If you have full-range speakers some of the qualities you may recognize in the sound of the piano are WEIGHT and WARMTH. The piano is not hard, brittle or tinkly. Instead the best copies show you a wonderfully full-bodied, warm, rich, smooth piano, one which sounds remarkably like the ones we’ve all heard countless times in piano bars and restaurants.
In other words like a real piano, not a recorded one. This is what we look for in a good piano recording. Bad mastering can ruin the sound, and often does, along with worn out stampers and bad vinyl and five gram needles that scrape off the high frequencies. But a few — a very few — copies survive all such hazards. They manage to reproduce the full spectrum of the piano’s wide range (and of course the wonderful performance of the pianist) on vintage vinyl, showing us the kind of sound we simply cannot find any other way.
What We’re Listening For on The Riverside Trios
- Energy for starters. What could be more important than the life of the music?
- The Big Sound comes next — wall to wall, lots of depth, huge space, three-dimensionality, all that sort of thing.
- Then transient information — fast, clear, sharp attacks, not the smear and thickness so common to these LPs.
- Tight punchy bass — which ties in with good transient information, also the issue of frequency extension further down.
- Next: transparency — the quality that allows you to hear deep into the soundfield, showing you the space and air around all the instruments.
- Extend the top and bottom and voila, you have The Real Thing — an honest to goodness Hot Stamper.
It Don’t Mean A Thing (If It Ain’t Got That Swing)

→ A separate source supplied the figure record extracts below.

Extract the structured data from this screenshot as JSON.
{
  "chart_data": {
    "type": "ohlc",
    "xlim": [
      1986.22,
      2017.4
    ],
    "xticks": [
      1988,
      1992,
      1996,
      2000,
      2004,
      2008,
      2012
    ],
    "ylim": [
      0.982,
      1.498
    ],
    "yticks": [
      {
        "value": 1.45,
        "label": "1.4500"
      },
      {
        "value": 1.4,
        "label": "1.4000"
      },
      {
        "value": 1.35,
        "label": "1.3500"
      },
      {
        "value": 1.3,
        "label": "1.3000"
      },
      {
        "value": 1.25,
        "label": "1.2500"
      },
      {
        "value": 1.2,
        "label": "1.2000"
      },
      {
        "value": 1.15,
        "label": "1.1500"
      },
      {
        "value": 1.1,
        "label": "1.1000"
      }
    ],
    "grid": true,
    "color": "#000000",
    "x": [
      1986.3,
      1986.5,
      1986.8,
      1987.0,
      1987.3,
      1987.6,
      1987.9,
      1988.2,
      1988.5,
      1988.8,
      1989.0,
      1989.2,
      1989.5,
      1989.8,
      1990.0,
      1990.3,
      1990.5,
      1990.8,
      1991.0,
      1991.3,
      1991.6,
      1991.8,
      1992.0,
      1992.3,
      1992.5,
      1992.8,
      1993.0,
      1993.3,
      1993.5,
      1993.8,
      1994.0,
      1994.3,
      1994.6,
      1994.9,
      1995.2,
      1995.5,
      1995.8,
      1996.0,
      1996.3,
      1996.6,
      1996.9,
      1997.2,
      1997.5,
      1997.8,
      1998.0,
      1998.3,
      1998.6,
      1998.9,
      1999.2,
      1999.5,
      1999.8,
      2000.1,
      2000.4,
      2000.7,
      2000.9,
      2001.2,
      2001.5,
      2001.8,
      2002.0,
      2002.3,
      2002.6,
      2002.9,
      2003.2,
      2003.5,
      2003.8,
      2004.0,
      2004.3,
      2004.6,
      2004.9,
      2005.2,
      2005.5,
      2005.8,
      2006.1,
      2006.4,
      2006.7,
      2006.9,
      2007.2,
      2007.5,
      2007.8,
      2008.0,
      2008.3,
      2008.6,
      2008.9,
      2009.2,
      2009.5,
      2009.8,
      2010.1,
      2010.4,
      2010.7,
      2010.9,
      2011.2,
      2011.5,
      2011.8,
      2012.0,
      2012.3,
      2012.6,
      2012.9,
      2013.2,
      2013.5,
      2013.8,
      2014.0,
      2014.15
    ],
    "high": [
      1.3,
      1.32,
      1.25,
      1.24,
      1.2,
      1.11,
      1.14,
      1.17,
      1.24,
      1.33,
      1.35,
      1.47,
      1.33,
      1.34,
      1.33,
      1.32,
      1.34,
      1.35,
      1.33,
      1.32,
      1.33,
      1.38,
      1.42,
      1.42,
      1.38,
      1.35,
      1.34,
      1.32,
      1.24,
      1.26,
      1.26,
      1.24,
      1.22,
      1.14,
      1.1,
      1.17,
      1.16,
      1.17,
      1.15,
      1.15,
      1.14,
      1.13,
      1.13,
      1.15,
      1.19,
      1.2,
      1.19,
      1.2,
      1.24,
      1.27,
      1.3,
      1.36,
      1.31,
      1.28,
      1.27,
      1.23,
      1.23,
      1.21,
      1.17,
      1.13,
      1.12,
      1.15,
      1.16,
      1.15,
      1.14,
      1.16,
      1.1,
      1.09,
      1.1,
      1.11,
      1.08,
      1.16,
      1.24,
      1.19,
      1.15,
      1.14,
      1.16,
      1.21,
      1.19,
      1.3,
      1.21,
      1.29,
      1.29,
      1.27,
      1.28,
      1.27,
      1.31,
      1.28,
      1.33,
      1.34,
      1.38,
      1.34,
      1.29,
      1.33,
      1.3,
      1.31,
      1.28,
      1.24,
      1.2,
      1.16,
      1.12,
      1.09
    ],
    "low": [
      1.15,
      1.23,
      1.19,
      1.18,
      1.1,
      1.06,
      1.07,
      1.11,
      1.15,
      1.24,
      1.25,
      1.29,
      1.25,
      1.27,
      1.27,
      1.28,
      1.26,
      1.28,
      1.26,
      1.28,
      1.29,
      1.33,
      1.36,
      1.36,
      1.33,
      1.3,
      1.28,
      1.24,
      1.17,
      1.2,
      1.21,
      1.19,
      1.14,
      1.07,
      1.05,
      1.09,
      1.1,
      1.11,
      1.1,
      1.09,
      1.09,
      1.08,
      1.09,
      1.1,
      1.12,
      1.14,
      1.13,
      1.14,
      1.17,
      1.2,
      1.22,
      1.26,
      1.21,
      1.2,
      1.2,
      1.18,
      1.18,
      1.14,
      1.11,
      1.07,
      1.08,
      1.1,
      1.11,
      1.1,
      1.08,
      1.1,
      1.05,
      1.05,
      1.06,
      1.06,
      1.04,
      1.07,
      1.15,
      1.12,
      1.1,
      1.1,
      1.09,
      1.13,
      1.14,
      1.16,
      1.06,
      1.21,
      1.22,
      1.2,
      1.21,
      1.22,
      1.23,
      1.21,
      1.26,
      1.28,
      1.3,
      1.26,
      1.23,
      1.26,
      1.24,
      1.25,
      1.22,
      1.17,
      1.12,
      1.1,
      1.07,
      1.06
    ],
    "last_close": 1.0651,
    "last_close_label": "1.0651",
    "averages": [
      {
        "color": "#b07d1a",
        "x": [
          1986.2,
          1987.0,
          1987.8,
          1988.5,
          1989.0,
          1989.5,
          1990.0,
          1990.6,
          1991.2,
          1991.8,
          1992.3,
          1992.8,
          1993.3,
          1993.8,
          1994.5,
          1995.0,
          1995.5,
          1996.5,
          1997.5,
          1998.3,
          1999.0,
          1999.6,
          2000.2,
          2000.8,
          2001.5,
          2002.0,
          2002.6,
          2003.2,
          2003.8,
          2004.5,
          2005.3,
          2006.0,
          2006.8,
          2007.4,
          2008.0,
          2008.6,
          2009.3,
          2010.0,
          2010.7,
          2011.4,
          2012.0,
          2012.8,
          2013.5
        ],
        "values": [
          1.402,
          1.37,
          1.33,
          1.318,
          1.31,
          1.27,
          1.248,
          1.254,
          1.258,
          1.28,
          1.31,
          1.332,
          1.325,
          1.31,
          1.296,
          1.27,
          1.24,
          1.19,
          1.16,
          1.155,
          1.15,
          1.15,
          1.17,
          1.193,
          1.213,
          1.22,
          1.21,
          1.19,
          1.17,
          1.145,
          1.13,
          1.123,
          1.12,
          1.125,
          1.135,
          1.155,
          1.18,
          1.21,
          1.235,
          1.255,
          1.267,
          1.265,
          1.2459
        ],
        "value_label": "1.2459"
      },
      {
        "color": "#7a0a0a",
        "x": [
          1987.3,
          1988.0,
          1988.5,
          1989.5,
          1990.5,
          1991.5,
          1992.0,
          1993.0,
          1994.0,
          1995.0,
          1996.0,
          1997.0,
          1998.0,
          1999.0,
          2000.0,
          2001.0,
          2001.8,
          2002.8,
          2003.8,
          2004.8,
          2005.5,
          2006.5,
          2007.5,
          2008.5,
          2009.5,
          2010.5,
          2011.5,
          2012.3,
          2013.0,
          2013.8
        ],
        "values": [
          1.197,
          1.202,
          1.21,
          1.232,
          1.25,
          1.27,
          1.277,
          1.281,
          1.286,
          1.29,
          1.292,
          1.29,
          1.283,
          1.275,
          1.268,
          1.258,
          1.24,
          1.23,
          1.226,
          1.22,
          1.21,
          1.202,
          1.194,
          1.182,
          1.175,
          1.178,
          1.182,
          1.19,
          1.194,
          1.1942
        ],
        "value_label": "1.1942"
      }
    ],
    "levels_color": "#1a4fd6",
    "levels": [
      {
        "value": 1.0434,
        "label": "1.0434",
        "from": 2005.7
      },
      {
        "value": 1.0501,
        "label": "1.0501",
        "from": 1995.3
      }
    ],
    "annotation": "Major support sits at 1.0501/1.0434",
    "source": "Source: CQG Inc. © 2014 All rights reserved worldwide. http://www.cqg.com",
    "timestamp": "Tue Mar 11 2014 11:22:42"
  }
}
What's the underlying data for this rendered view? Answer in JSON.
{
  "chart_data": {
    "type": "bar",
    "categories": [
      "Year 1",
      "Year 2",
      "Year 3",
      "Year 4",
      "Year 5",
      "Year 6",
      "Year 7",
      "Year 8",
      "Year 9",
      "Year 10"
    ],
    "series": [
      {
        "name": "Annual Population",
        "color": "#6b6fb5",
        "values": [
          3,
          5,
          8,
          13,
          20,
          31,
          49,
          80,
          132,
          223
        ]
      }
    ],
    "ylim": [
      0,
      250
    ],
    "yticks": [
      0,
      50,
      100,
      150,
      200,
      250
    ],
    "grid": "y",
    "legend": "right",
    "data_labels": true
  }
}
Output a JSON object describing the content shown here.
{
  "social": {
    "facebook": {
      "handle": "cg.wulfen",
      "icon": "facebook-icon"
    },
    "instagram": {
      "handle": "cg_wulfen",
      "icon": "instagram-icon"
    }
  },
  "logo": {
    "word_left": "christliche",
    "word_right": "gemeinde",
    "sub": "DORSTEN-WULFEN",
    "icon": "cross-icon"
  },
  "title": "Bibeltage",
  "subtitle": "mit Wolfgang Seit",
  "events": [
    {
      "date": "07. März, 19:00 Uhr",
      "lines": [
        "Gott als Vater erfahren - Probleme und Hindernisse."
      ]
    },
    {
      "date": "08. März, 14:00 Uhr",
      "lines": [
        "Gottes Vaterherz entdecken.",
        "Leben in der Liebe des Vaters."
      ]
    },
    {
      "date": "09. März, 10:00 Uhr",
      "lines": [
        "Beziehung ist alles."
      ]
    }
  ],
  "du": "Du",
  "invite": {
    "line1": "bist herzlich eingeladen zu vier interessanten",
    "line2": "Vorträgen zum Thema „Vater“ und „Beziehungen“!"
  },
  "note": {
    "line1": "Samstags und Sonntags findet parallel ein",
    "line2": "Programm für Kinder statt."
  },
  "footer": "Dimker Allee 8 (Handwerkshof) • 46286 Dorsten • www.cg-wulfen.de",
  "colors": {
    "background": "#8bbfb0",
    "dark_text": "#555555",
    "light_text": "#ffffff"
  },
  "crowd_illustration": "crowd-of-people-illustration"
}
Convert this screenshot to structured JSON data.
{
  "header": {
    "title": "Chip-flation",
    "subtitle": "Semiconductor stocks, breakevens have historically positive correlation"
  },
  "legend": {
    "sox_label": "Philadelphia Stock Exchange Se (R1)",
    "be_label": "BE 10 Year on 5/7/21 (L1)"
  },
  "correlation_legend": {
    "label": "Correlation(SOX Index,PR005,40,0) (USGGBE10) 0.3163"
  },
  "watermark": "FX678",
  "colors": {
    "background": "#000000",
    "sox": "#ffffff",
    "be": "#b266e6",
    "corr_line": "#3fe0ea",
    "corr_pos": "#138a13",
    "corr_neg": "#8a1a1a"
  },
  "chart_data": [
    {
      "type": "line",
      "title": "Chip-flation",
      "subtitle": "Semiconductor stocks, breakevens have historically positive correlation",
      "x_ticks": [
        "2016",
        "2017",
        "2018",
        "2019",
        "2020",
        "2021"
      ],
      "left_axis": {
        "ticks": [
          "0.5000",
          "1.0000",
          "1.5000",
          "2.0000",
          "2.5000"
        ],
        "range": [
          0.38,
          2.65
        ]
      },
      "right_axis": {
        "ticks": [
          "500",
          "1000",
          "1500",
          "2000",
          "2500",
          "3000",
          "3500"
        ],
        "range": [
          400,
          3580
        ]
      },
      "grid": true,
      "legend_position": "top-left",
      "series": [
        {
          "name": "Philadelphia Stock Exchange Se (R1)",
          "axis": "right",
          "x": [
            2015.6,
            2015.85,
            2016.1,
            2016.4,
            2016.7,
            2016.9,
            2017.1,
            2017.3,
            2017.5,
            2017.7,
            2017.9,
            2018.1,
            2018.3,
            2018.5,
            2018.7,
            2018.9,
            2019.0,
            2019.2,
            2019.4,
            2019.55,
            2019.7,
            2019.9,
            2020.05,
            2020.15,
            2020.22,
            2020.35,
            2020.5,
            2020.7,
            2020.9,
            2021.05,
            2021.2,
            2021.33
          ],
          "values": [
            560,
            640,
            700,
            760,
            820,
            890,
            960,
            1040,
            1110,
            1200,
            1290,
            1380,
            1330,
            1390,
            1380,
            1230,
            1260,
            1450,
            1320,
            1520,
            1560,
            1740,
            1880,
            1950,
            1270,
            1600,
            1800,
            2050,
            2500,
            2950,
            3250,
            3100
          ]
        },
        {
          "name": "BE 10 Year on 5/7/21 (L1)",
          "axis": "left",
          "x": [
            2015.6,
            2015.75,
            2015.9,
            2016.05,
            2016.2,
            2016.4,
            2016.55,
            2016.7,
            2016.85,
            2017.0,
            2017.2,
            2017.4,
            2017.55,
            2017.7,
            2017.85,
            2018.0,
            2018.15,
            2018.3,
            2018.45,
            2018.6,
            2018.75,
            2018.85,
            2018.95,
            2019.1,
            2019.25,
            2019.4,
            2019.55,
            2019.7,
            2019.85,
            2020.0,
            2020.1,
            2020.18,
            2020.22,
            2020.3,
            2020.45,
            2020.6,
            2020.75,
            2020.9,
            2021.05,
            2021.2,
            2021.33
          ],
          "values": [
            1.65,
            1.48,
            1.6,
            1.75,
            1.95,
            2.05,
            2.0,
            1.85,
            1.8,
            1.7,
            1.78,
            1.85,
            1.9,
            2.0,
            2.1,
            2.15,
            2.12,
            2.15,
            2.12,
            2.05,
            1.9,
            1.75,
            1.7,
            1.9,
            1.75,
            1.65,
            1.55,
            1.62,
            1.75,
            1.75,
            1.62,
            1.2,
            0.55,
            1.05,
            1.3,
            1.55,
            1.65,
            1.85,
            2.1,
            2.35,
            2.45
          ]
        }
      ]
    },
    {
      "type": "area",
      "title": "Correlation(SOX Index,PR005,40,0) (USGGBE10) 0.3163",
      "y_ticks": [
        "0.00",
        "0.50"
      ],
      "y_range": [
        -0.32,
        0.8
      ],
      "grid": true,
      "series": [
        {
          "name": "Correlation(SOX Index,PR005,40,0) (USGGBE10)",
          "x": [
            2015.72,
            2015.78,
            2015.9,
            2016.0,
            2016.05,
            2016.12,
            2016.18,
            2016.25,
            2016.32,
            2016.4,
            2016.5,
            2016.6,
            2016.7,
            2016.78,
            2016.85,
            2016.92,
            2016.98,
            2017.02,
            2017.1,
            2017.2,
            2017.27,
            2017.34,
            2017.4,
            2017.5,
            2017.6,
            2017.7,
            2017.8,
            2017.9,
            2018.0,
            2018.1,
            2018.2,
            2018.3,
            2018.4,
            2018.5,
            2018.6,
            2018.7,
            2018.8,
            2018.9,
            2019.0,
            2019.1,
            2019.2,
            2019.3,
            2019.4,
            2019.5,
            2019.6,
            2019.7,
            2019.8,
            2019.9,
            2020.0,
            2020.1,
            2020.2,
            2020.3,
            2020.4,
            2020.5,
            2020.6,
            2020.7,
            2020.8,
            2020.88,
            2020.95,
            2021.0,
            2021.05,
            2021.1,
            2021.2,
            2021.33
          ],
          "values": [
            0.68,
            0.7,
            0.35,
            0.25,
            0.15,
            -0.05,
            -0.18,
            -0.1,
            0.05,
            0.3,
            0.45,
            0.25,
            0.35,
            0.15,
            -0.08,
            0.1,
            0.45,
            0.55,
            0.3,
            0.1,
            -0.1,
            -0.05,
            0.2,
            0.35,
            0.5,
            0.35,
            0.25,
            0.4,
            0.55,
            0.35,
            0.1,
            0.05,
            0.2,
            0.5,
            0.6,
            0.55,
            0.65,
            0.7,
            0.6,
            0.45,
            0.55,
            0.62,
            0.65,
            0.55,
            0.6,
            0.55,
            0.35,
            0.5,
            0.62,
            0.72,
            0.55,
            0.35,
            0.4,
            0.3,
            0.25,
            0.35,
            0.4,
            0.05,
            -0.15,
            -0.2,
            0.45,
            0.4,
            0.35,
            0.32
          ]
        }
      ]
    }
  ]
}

I Got It Bad (And That Ain’t Good)
Black And Tan Fantasy
I Let A Song Go Out Of My Heart
Memories Of You
Darn That Dream
Tea For Two
You Are Too Beautiful
Just You, Just Me
AMG 4 1/2 Star Review
When Thelonious Monk first signed with Riverside Records in 1955, producer Orrin Keepnews thought that it would be a good idea for the unrecognized giant to record an album of Duke Ellington compositions and follow it up with a set of standards so as to discount his eccentric and forbidding image. The results were quite satisfying, trio performances with bassist Oscar Pettiford and either Kenny Clarke or Art Blakey on drums that made Monk’s playing seem more accessible to the regular jazz audience without watering down his style. This two-LP set contains both albums (the program of Ellington’s music is particularly unique) and is very enjoyable.